Exide application to re-open formation plant prompts local petition
An application by Exide Technologies to re-open lead battery formation operations at a site in Bristol, Tennessee is meeting public opposition.
On March 21, 280 local residents signed a petition on the campaigning website Change.org to demand a public meeting to discuss “Exide’s Plans to Pollute in Bristol”.
“This permit will allow Exide to produce and release 2,460lb (1,100kg) of sulfuric acid and 1.2 pounds of lead per year into the air/water in Bristol, which will negatively impact local homes, businesses, residents’ health, our environment and wildlife,” the website says.
Part of the opposition to Exide reopening the plant, which closed in 2013, is the public making a connection — which may easily not be valid — with the longstanding scandal about the lead pollution found in and around Exide’s recycling operations in Vernon, California.
On January 23, Exide Technologies filed an application to the Tennessee Division of Air Pollution Control to obtain an air contaminant permit for the plant, a portion of which the firm would like to re-open in September.
Operations would consist of filling, charging, cooling and forming dry unformed batteries to be sold off site, according to the application.
In a statement to BESB Exide said: “Protecting the health, safety and well-being of our employees and the people in the communities in which we operate and live is a clear Exide priority.”
Exide says the plant will provide employment opportunities for the Bristol community, “creating a safe and rewarding environment for employees and residents”.

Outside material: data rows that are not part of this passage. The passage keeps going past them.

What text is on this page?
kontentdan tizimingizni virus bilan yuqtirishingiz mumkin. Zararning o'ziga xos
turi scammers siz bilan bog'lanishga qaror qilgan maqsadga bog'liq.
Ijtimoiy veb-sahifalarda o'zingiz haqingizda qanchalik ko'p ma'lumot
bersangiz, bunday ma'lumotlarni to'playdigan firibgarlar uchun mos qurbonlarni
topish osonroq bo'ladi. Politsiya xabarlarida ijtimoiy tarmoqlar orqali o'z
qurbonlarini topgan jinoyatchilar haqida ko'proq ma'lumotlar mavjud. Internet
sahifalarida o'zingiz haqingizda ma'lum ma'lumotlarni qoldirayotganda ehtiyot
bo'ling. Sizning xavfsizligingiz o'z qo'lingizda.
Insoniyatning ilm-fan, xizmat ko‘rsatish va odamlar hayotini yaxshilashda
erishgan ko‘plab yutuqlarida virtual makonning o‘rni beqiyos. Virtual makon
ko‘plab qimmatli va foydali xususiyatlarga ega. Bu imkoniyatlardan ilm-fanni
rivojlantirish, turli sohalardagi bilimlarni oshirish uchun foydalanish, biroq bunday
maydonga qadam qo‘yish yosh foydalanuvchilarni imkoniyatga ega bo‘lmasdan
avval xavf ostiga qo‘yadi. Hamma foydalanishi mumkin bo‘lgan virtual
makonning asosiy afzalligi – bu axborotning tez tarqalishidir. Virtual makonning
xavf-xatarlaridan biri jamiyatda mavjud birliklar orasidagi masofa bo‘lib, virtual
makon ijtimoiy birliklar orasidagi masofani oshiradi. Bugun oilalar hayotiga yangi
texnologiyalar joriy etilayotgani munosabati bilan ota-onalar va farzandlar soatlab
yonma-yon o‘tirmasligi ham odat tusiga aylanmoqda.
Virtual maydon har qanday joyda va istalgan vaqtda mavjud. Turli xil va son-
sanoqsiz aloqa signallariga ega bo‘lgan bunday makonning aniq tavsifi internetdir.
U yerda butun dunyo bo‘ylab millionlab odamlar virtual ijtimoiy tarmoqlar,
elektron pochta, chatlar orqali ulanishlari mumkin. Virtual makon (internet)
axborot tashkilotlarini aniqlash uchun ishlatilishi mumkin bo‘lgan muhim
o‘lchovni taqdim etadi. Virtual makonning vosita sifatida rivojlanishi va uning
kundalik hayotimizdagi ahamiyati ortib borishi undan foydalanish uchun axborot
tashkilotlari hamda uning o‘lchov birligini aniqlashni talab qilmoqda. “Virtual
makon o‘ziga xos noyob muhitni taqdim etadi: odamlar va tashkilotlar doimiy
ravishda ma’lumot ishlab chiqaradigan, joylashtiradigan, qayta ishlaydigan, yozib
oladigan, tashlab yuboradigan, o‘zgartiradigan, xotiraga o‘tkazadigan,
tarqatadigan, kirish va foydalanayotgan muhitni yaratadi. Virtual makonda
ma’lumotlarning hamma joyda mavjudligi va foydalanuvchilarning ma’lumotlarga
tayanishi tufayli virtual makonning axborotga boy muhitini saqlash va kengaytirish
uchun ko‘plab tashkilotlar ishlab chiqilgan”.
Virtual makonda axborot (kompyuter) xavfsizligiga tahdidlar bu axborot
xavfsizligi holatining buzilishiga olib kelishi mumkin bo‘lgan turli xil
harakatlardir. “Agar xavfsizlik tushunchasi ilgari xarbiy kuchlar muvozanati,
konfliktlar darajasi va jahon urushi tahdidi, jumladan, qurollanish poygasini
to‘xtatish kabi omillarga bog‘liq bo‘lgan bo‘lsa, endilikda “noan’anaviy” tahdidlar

“Our formations operations in Bristol, expected to begin this September, will create approximately 40 jobs for Bristol-area residents, with the intention to add additional shifts as customer demand increases.
“Upon restart, our state-of-the-art formation line will be used exclusively for the formation of transportation batteries. Any associated air emissions will be controlled in strict compliance with all applicable federal and state laws and regulations.”
The company said that new leadership had established “robust environmental, health and safety processes and management that meet or exceed requirements of national, state and/or local laws and regulations”.